Third, debt. Global debt has grown almost everywhere over the past four decades. Whenever crises have disrupted the borrowing capacity of the private sector, governments have taken over. This happened after the global financial crisis and again during Covid-19.

The graph shows global debt, as a% of GDP, by sector, showing that debt has skyrocketed during the global economic crisis of Covid-19

The pandemic has dramatically increased borrowing from the private and public sectors. According to the Institute for International Finance, the ratio of global gross debt to global output rose from an already high level of 321% at the end of 2019 to 362% at the end of June 2020. Such a huge jump and suddenly has never happened before. occurred in peacetime.

Fortunately, public debt is now extremely cheap, with nominal and real interest rates on the sovereign debt of high-income economies at low levels. But their over-indebtedness can paralyze part of the private sector for years.
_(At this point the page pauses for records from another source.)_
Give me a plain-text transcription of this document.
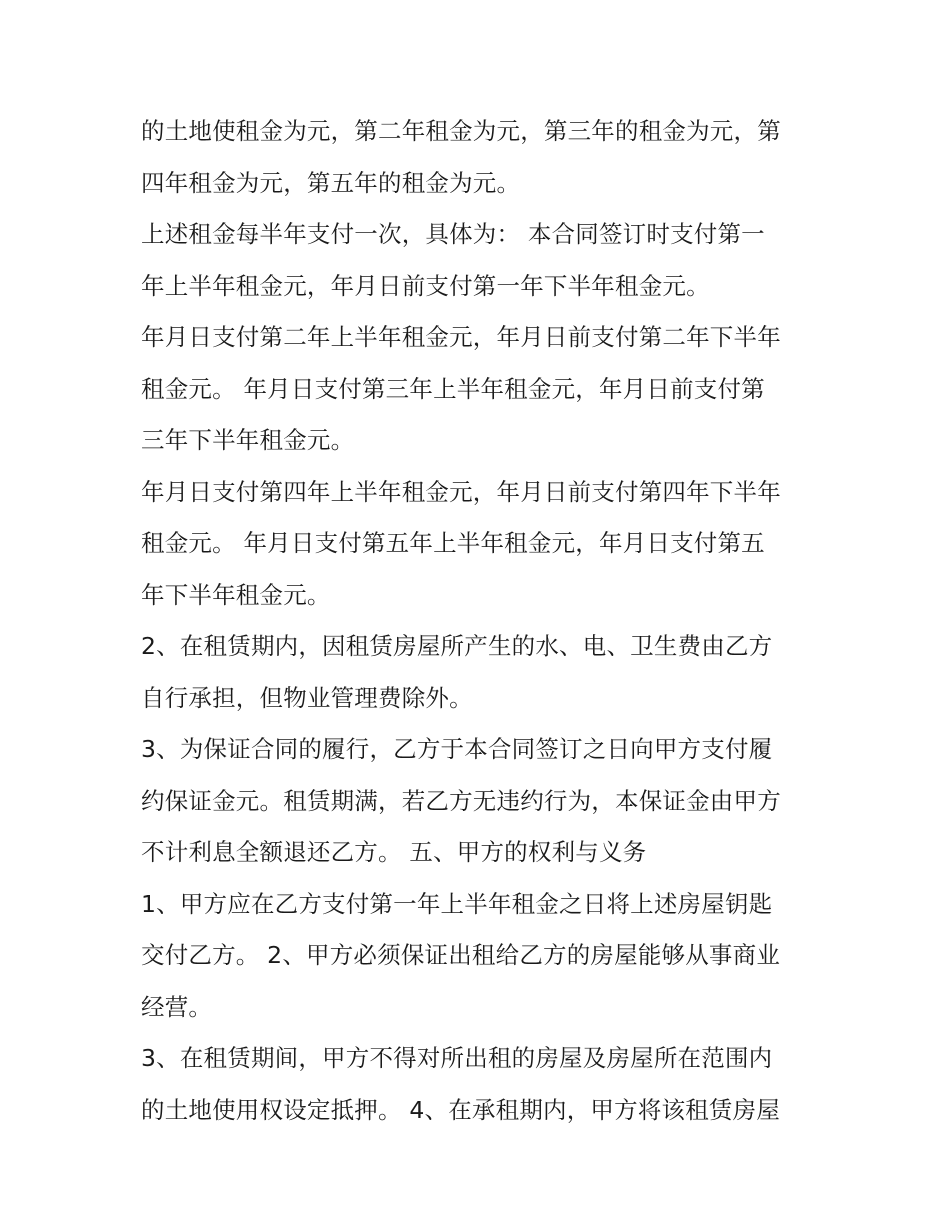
的土地使租金为元，第二年租金为元，第三年的租金为元，第
四年租金为元，第五年的租金为元。
上述租金每半年支付一次，具体为： 本合同签订时支付第一
年上半年租金元，年月日前支付第一年下半年租金元。
年月日支付第二年上半年租金元，年月日前支付第二年下半年
租金元。 年月日支付第三年上半年租金元，年月日前支付第
三年下半年租金元。
年月日支付第四年上半年租金元，年月日前支付第四年下半年
租金元。 年月日支付第五年上半年租金元，年月日支付第五
年下半年租金元。
2、在租赁期内，因租赁房屋所产生的水、电、卫生费由乙方
自行承担，但物业管理费除外。
3、为保证合同的履行，乙方于本合同签订之日向甲方支付履
约保证金元。租赁期满，若乙方无违约行为，本保证金由甲方
不计利息全额退还乙方。 五、甲方的权利与义务
1、甲方应在乙方支付第一年上半年租金之日将上述房屋钥匙
交付乙方。 2、甲方必须保证出租给乙方的房屋能够从事商业
经营。
3、在租赁期间，甲方不得对所出租的房屋及房屋所在范围内
的土地使用权设定抵押。 4、在承租期内，甲方将该租赁房屋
Fourth, de-globalization. The plausible future is not that international trade will die. But it is likely to become more regional and more virtual.

After the global financial crisis, trade stopped growing faster than world production, as it had done in previous decades, but instead grew at roughly the same rate as world production. This slowdown was due to the exhaustion of opportunities, the lack of liberalization of world trade and the rise of protectionism. Covid-19 has reinforced these trends. A marked result has been the desire to move supply chains home, or at least out of China.
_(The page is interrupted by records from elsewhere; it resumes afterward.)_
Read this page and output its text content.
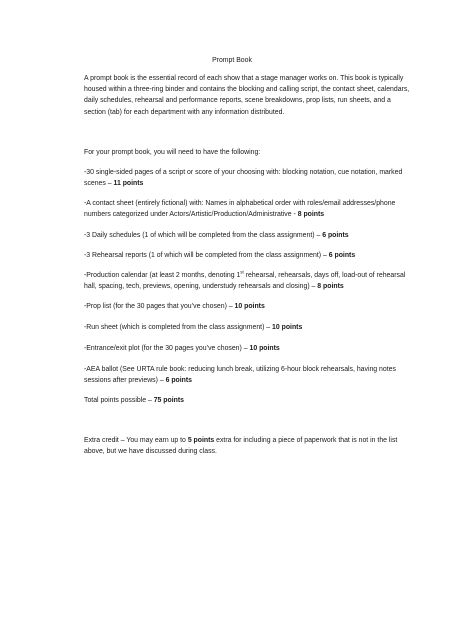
Prompt Book

A prompt book is the essential record of each show that a stage manager works on. This book is typically housed within a three-ring binder and contains the blocking and calling script, the contact sheet, calendars, daily schedules, rehearsal and performance reports, scene breakdowns, prop lists, run sheets, and a section (tab) for each department with any information distributed.

For your prompt book, you will need to have the following:

-30 single-sided pages of a script or score of your choosing with: blocking notation, cue notation, marked scenes – 11 points

-A contact sheet (entirely fictional) with: Names in alphabetical order with roles/email addresses/phone numbers categorized under Actors/Artistic/Production/Administrative - 8 points

-3 Daily schedules (1 of which will be completed from the class assignment) – 6 points

-3 Rehearsal reports (1 of which will be completed from the class assignment) – 6 points

-Production calendar (at least 2 months, denoting 1st rehearsal, rehearsals, days off, load-out of rehearsal hall, spacing, tech, previews, opening, understudy rehearsals and closing) – 8 points

-Prop list (for the 30 pages that you’ve chosen) – 10 points

-Run sheet (which is completed from the class assignment) – 10 points

-Entrance/exit plot (for the 30 pages you’ve chosen) – 10 points

-AEA ballot (See URTA rule book: reducing lunch break, utilizing 6-hour block rehearsals, having notes sessions after previews) – 6 points

Total points possible – 75 points

Extra credit – You may earn up to 5 points extra for including a piece of paperwork that is not in the list above, but we have discussed during class.
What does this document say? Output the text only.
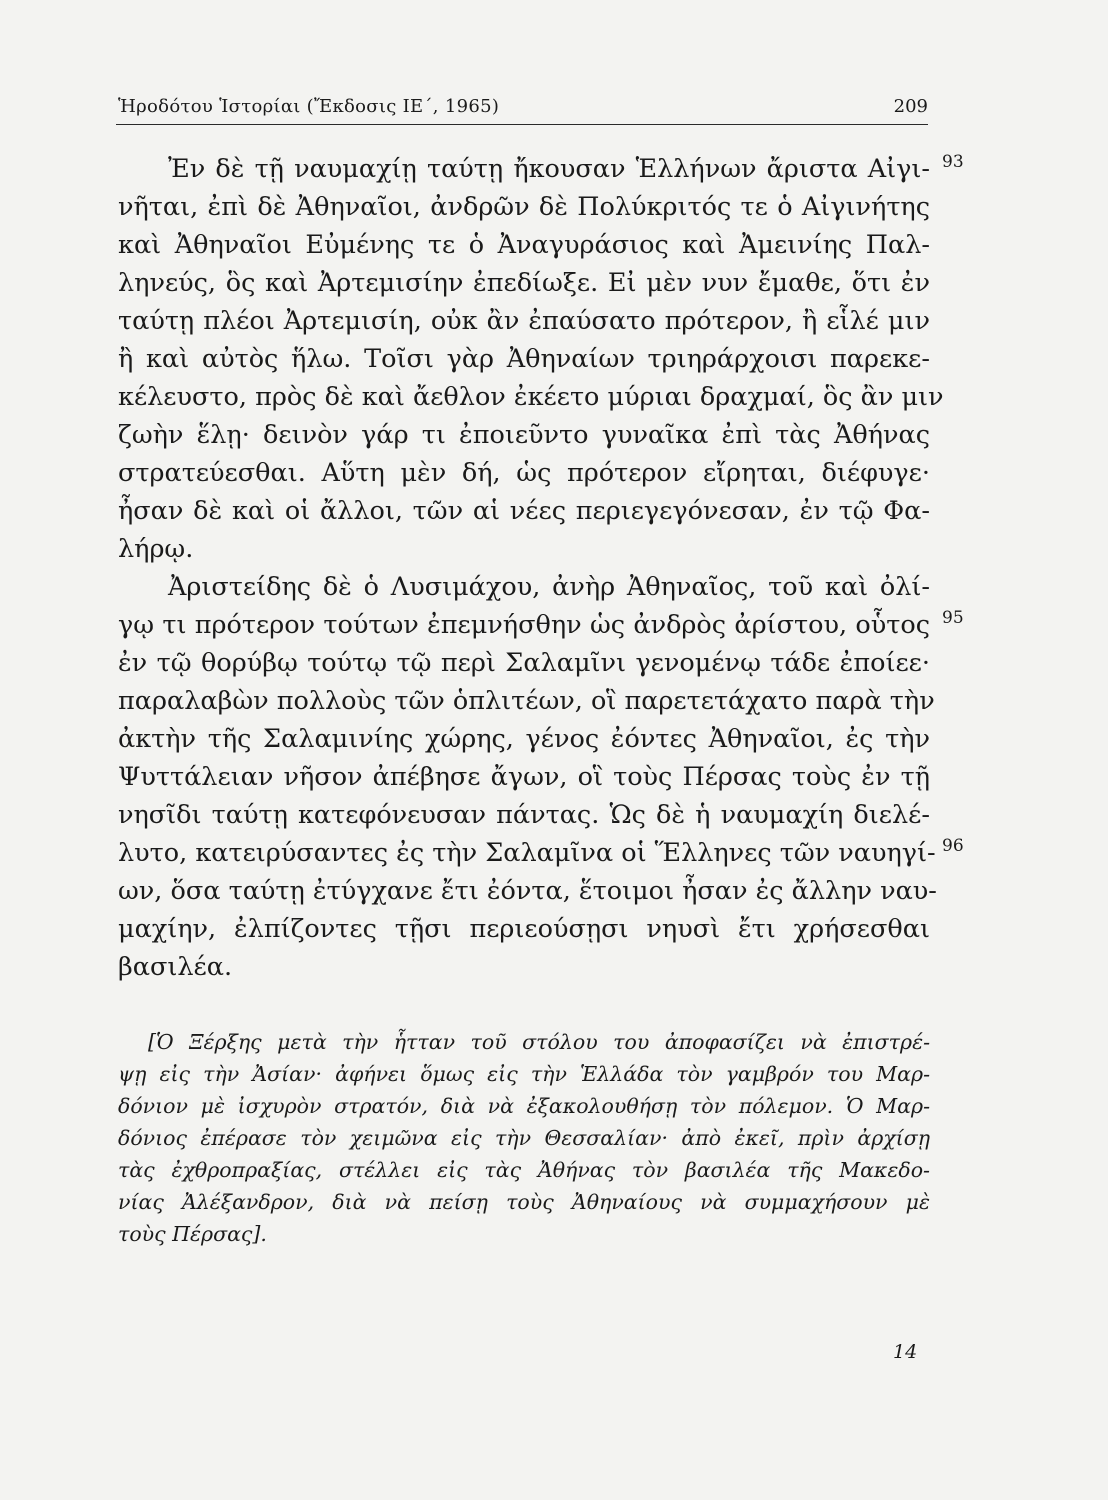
Ἡροδότου Ἱστορίαι (Ἔκδοσις ΙΕ΄, 1965)	209
Ἐν δὲ τῇ ναυμαχίῃ ταύτῃ ἤκουσαν Ἑλλήνων ἄριστα Αἰγι-
νῆται, ἐπὶ δὲ Ἀθηναῖοι, ἀνδρῶν δὲ Πολύκριτός τε ὁ Αἰγινήτης
καὶ Ἀθηναῖοι Εὐμένης τε ὁ Ἀναγυράσιος καὶ Ἀμεινίης Παλ-
ληνεύς, ὃς καὶ Ἀρτεμισίην ἐπεδίωξε. Εἰ μὲν νυν ἔμαθε, ὅτι ἐν
ταύτῃ πλέοι Ἀρτεμισίη, οὐκ ἂν ἐπαύσατο πρότερον, ἢ εἷλέ μιν
ἢ καὶ αὐτὸς ἥλω. Τοῖσι γὰρ Ἀθηναίων τριηράρχοισι παρεκε-
κέλευστο, πρὸς δὲ καὶ ἄεθλον ἐκέετο μύριαι δραχμαί, ὃς ἂν μιν
ζωὴν ἕλῃ· δεινὸν γάρ τι ἐποιεῦντο γυναῖκα ἐπὶ τὰς Ἀθήνας
στρατεύεσθαι. Αὕτη μὲν δή, ὡς πρότερον εἴρηται, διέφυγε·
ἦσαν δὲ καὶ οἱ ἄλλοι, τῶν αἱ νέες περιεγεγόνεσαν, ἐν τῷ Φα-
λήρῳ.
Ἀριστείδης δὲ ὁ Λυσιμάχου, ἀνὴρ Ἀθηναῖος, τοῦ καὶ ὀλί-
γῳ τι πρότερον τούτων ἐπεμνήσθην ὡς ἀνδρὸς ἀρίστου, οὗτος
ἐν τῷ θορύβῳ τούτῳ τῷ περὶ Σαλαμῖνι γενομένῳ τάδε ἐποίεε·
παραλαβὼν πολλοὺς τῶν ὁπλιτέων, οἳ παρετετάχατο παρὰ τὴν
ἀκτὴν τῆς Σαλαμινίης χώρης, γένος ἐόντες Ἀθηναῖοι, ἐς τὴν
Ψυττάλειαν νῆσον ἀπέβησε ἄγων, οἳ τοὺς Πέρσας τοὺς ἐν τῇ
νησῖδι ταύτῃ κατεφόνευσαν πάντας. Ὡς δὲ ἡ ναυμαχίη διελέ-
λυτο, κατειρύσαντες ἐς τὴν Σαλαμῖνα οἱ Ἕλληνες τῶν ναυηγί-
ων, ὅσα ταύτῃ ἐτύγχανε ἔτι ἐόντα, ἕτοιμοι ἦσαν ἐς ἄλλην ναυ-
μαχίην, ἐλπίζοντες τῇσι περιεούσῃσι νηυσὶ ἔτι χρήσεσθαι
βασιλέα.
[Ὁ Ξέρξης μετὰ τὴν ἧτταν τοῦ στόλου του ἀποφασίζει νὰ ἐπιστρέ-
ψῃ εἰς τὴν Ἀσίαν· ἀφήνει ὅμως εἰς τὴν Ἑλλάδα τὸν γαμβρόν του Μαρ-
δόνιον μὲ ἰσχυρὸν στρατόν, διὰ νὰ ἐξακολουθήσῃ τὸν πόλεμον. Ὁ Μαρ-
δόνιος ἐπέρασε τὸν χειμῶνα εἰς τὴν Θεσσαλίαν· ἀπὸ ἐκεῖ, πρὶν ἀρχίσῃ
τὰς ἐχθροπραξίας, στέλλει εἰς τὰς Ἀθήνας τὸν βασιλέα τῆς Μακεδο-
νίας Ἀλέξανδρον, διὰ νὰ πείσῃ τοὺς Ἀθηναίους νὰ συμμαχήσουν μὲ
τοὺς Πέρσας].
93
95
96
14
The crisis is also strengthening regionalism, particularly in Asia. The agreement on the comprehensive regional economic partnership, which brings together the 10 members of ASEAN with Australia, China, Japan, New Zealand and South Korea, is a recent example.
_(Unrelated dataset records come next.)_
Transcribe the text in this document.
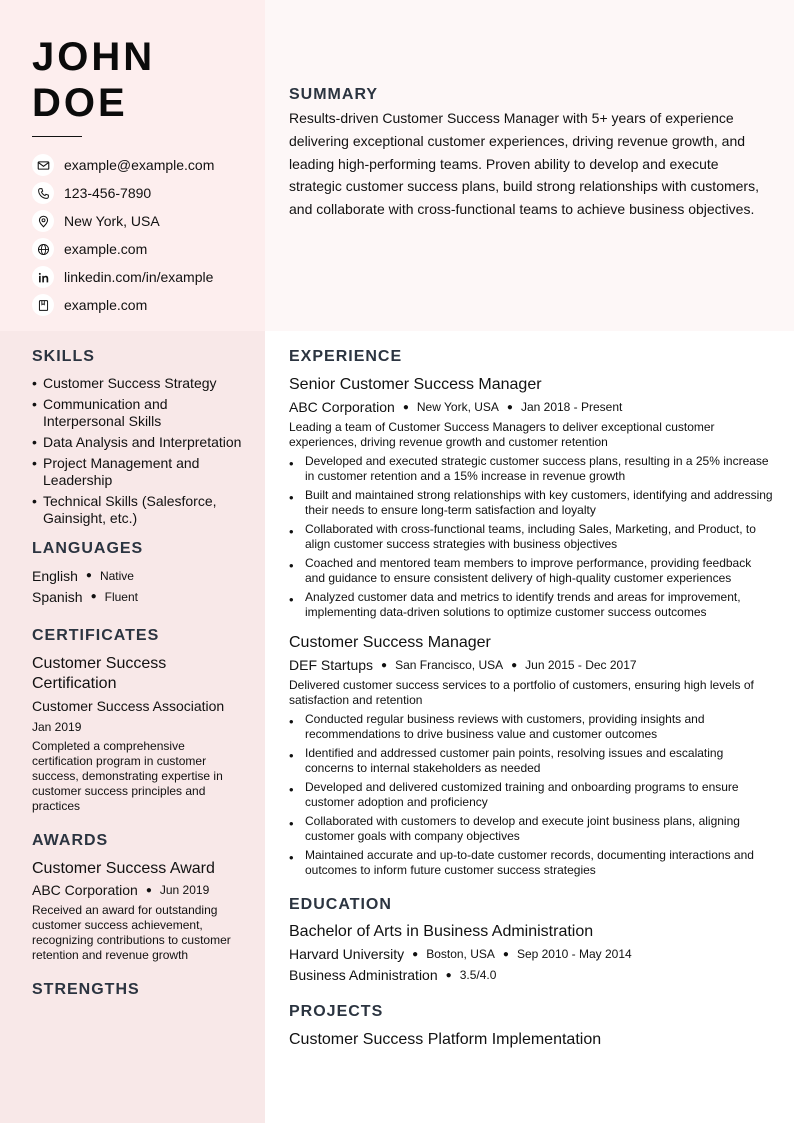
JOHN
DOE
example@example.com
123-456-7890
New York, USA
example.com
linkedin.com/in/example
example.com
SUMMARY
Results-driven Customer Success Manager with 5+ years of experience delivering exceptional customer experiences, driving revenue growth, and leading high-performing teams. Proven ability to develop and execute strategic customer success plans, build strong relationships with customers, and collaborate with cross-functional teams to achieve business objectives.
SKILLS
• Customer Success Strategy
• Communication and Interpersonal Skills
• Data Analysis and Interpretation
• Project Management and Leadership
• Technical Skills (Salesforce, Gainsight, etc.)
LANGUAGES
English ● Native
Spanish ● Fluent
CERTIFICATES
Customer Success Certification
Customer Success Association
Jan 2019
Completed a comprehensive certification program in customer success, demonstrating expertise in customer success principles and practices
AWARDS
Customer Success Award
ABC Corporation ● Jun 2019
Received an award for outstanding customer success achievement, recognizing contributions to customer retention and revenue growth
STRENGTHS
EXPERIENCE
Senior Customer Success Manager
ABC Corporation ● New York, USA ● Jan 2018 - Present
Leading a team of Customer Success Managers to deliver exceptional customer experiences, driving revenue growth and customer retention
• Developed and executed strategic customer success plans, resulting in a 25% increase in customer retention and a 15% increase in revenue growth
• Built and maintained strong relationships with key customers, identifying and addressing their needs to ensure long-term satisfaction and loyalty
• Collaborated with cross-functional teams, including Sales, Marketing, and Product, to align customer success strategies with business objectives
• Coached and mentored team members to improve performance, providing feedback and guidance to ensure consistent delivery of high-quality customer experiences
• Analyzed customer data and metrics to identify trends and areas for improvement, implementing data-driven solutions to optimize customer success outcomes
Customer Success Manager
DEF Startups ● San Francisco, USA ● Jun 2015 - Dec 2017
Delivered customer success services to a portfolio of customers, ensuring high levels of satisfaction and retention
• Conducted regular business reviews with customers, providing insights and recommendations to drive business value and customer outcomes
• Identified and addressed customer pain points, resolving issues and escalating concerns to internal stakeholders as needed
• Developed and delivered customized training and onboarding programs to ensure customer adoption and proficiency
• Collaborated with customers to develop and execute joint business plans, aligning customer goals with company objectives
• Maintained accurate and up-to-date customer records, documenting interactions and outcomes to inform future customer success strategies
EDUCATION
Bachelor of Arts in Business Administration
Harvard University ● Boston, USA ● Sep 2010 - May 2014
Business Administration ● 3.5/4.0
PROJECTS
Customer Success Platform Implementation
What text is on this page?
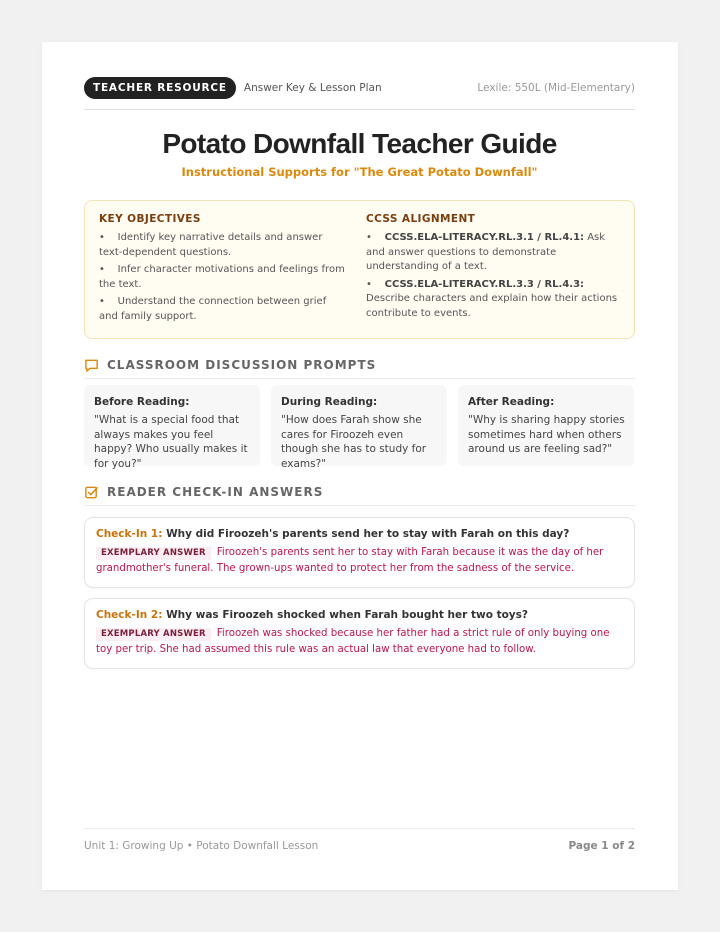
TEACHER RESOURCE	Answer Key & Lesson Plan	Lexile: 550L (Mid-Elementary)
Potato Downfall Teacher Guide
Instructional Supports for "The Great Potato Downfall"
KEY OBJECTIVES
•    Identify key narrative details and answer text-dependent questions.
•    Infer character motivations and feelings from the text.
•    Understand the connection between grief and family support.
CCSS ALIGNMENT
•    CCSS.ELA-LITERACY.RL.3.1 / RL.4.1: Ask and answer questions to demonstrate understanding of a text.
•    CCSS.ELA-LITERACY.RL.3.3 / RL.4.3: Describe characters and explain how their actions contribute to events.
CLASSROOM DISCUSSION PROMPTS
Before Reading:
"What is a special food that always makes you feel happy? Who usually makes it for you?"
During Reading:
"How does Farah show she cares for Firoozeh even though she has to study for exams?"
After Reading:
"Why is sharing happy stories sometimes hard when others around us are feeling sad?"
READER CHECK-IN ANSWERS
Check-In 1: Why did Firoozeh's parents send her to stay with Farah on this day?
EXEMPLARY ANSWER Firoozeh's parents sent her to stay with Farah because it was the day of her grandmother's funeral. The grown-ups wanted to protect her from the sadness of the service.
Check-In 2: Why was Firoozeh shocked when Farah bought her two toys?
EXEMPLARY ANSWER Firoozeh was shocked because her father had a strict rule of only buying one toy per trip. She had assumed this rule was an actual law that everyone had to follow.
Unit 1: Growing Up • Potato Downfall Lesson	Page 1 of 2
The graph shows imports from China as a% of total US imports and imports from the US as a% of total Chinese imports showing that US-China trade fell during the Trump presidency

Finally, political tensions. One dimension has been the decline in the credibility of liberal democracy, the rise of demagogic authoritarianism in many countries, and the rise of Chinese bureaucratic despotism. Another is the rise of populism in major Western countries and in particular in the United States. If Joseph Biden’s victory represents a defeat for populism, President Donald Trump’s large part of the vote shows that it has not disappeared.

The World Ahead: an FT-Nikkei special report

Journalists from FT and Nikkei envision the next five years after a five-year alliance marked by tumultuous events, from Brexit and the Trump presidency to the coronavirus pandemic. Other items include:

  • FT and Nikkei industry experts predict what work, finance, tech, retail and energy will look like in 2025

  • Nikkei editor-in-chief Ryosuke Harada on what China’s rise to power means to the rest of the world

  • A visual guide to the data shaping the 2020s and beyond

  • We asked for your predictions: a woman in the White House, yes, but no progress on climate change

Yet perhaps the most significant of the geopolitical developments has been the rising tensions between the United States and China. It forces countries to take sides. Once again, Covid-19 has accelerated the drift. Mr. Trump blamed China for the pandemic. Even though he’s gone, many in the United States share this point of view.

So where, given all of this, could the world be in 2025? With luck, the economies will have largely recovered from the pandemic. But most will be poorer than they otherwise would have been.

Yet perhaps the greatest challenge will require global cooperation that will not exist. Supporting a vibrant global economy, preserving peace and managing the global commons was always going to be difficult. But an era of populism and great power conflict will make this much more difficult.

We are in an era of turmoil. The pandemic underlined it, but did not create it. We must live up to this opportunity. Donald Trump’s defeat gives the world a break. But the challenges are enormous. In 2025, many of them will still be there and, in all likelihood, even more.